The term “parol evidence” refers to evidence that a party attempts to use to supplement or contradict the terms of a written contract. It can refer to oral testimony or additional documents.
Although the term “evidence” is used, the rule is not an evidentiary rule. Instead, it is a rule of substantive law.
This article will address situations in which parol evidence is admissible and other situations in which the court must exclude it.
Parol evidence may not vary a complete and unambiguous contract.
It is a well-established rule of law that when the parties have entered into a complete and unambiguous contract, the courts will enforce the contract as written.
As a result, parol evidence (also referred to as extrinsic evidence) cannot be introduced by a party to change the terms of that contract.
For example, if two parties enter into a contract for the sale of gravel at $50 a ton, the seller cannot offer evidence that the parties had a verbal agreement that it would really be $60 a ton.
Parol evidence can be offered to complete or explain a contract.
Returning to the hypothetical regarding the sale of gravel, suppose there are several different grades of gravel on the market where the parties live. But, the contract merely refers to “gravel”.
In that instance, parol evidence should be admissible to prove which grade of gravel the parties were discussing.
Similarly, extrinsic evidence is admissible to explain an ambiguous term.
For example, if the parties entered into a contract whereby Party A was to provide “services” to Party B, if the term “services” is not defined in the contract, the court can accept parol evidence to determine what the services really were.
It is also admissible to prove fraud in the formation of the contract.
In this scenario, assume Party A enters into a contract to sell land to Party B for $50,000. In addition, Party A says that Party B will also have access to Party A’s lake on an adjoining tract. The contract and deed, however, make no reference to the lake, and Party A later refuses access.
In that situation, Party B could offer evidence of Party A’s misrepresentation in order to set aside the contract for the sale of land.
A few pointers
The foregoing is a general overview of the parol evidence rule, but it reveals the importance of using precise language in drafting contracts. A few pointers I have found useful are these:
- If you define a term in a contract, use that exact term throughout without variation. Do not switch between Buyer, purchaser, Smith, etc.
- The shorter the contract, the less likely you are to create an ambiguity between different provisions.

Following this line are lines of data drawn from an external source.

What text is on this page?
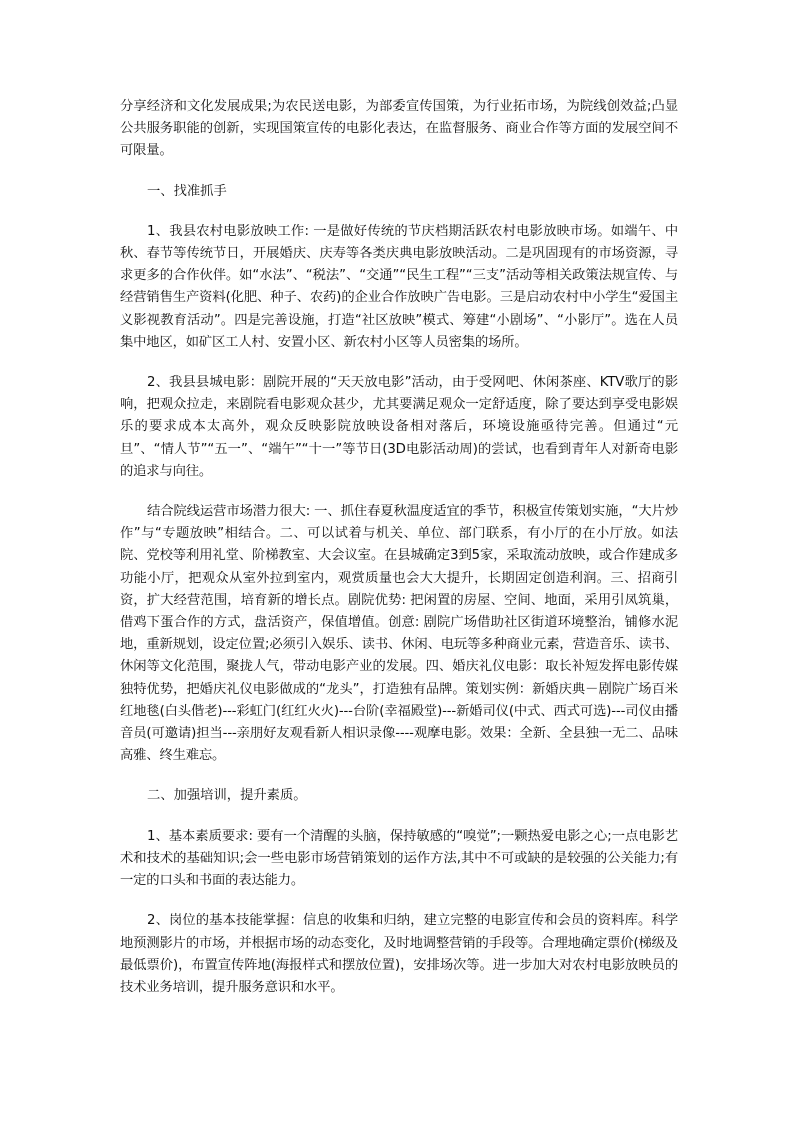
分享经济和文化发展成果;为农民送电影，为部委宣传国策，为行业拓市场，为院线创效益;凸显公共服务职能的创新，实现国策宣传的电影化表达，在监督服务、商业合作等方面的发展空间不可限量。

一、找准抓手

1、我县农村电影放映工作: 一是做好传统的节庆档期活跃农村电影放映市场。如端午、中秋、春节等传统节日，开展婚庆、庆寿等各类庆典电影放映活动。二是巩固现有的市场资源，寻求更多的合作伙伴。如“水法”、“税法”、“交通”“民生工程”“三支”活动等相关政策法规宣传、与经营销售生产资料(化肥、种子、农药)的企业合作放映广告电影。三是启动农村中小学生“爱国主义影视教育活动”。四是完善设施，打造“社区放映”模式、筹建“小剧场”、“小影厅”。选在人员集中地区，如矿区工人村、安置小区、新农村小区等人员密集的场所。

2、我县县城电影：剧院开展的“天天放电影”活动，由于受网吧、休闲茶座、KTV歌厅的影响，把观众拉走，来剧院看电影观众甚少，尤其要满足观众一定舒适度，除了要达到享受电影娱乐的要求成本太高外，观众反映影院放映设备相对落后，环境设施亟待完善。但通过“元旦”、“情人节”“五一”、“端午”“十一”等节日(3D电影活动周)的尝试，也看到青年人对新奇电影的追求与向往。

结合院线运营市场潜力很大: 一、抓住春夏秋温度适宜的季节，积极宣传策划实施，“大片炒作”与“专题放映”相结合。二、可以试着与机关、单位、部门联系，有小厅的在小厅放。如法院、党校等利用礼堂、阶梯教室、大会议室。在县城确定3到5家，采取流动放映，或合作建成多功能小厅，把观众从室外拉到室内，观赏质量也会大大提升，长期固定创造利润。三、招商引资，扩大经营范围，培育新的增长点。剧院优势: 把闲置的房屋、空间、地面，采用引凤筑巢，借鸡下蛋合作的方式，盘活资产，保值增值。创意: 剧院广场借助社区街道环境整治，铺修水泥地，重新规划，设定位置;必须引入娱乐、读书、休闲、电玩等多种商业元素，营造音乐、读书、休闲等文化范围，聚拢人气，带动电影产业的发展。四、婚庆礼仪电影：取长补短发挥电影传媒独特优势，把婚庆礼仪电影做成的“龙头”，打造独有品牌。策划实例：新婚庆典－剧院广场百米红地毯(白头偕老)---彩虹门(红红火火)---台阶(幸福殿堂)---新婚司仪(中式、西式可选)---司仪由播音员(可邀请)担当---亲朋好友观看新人相识录像----观摩电影。效果：全新、全县独一无二、品味高雅、终生难忘。

二、加强培训，提升素质。

1、基本素质要求: 要有一个清醒的头脑，保持敏感的“嗅觉”;一颗热爱电影之心;一点电影艺术和技术的基础知识;会一些电影市场营销策划的运作方法,其中不可或缺的是较强的公关能力;有一定的口头和书面的表达能力。

2、岗位的基本技能掌握：信息的收集和归纳，建立完整的电影宣传和会员的资料库。科学地预测影片的市场，并根据市场的动态变化，及时地调整营销的手段等。合理地确定票价(梯级及最低票价)，布置宣传阵地(海报样式和摆放位置)，安排场次等。进一步加大对农村电影放映员的技术业务培训，提升服务意识和水平。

- Watch out for “other good and valuable consideration.” This phrase often appears in deeds, such “for $10.00 and other good valuable consideration.” But, it sometimes finds its way into releases and other contracts. I had a case once in which my client signed a general and absolute release for a substantial sum of money and “other good and valuable consideration.”I was able to prove that my client also had a verbal side agreement for more money by using parol evidence to prove what that “other consideration” was.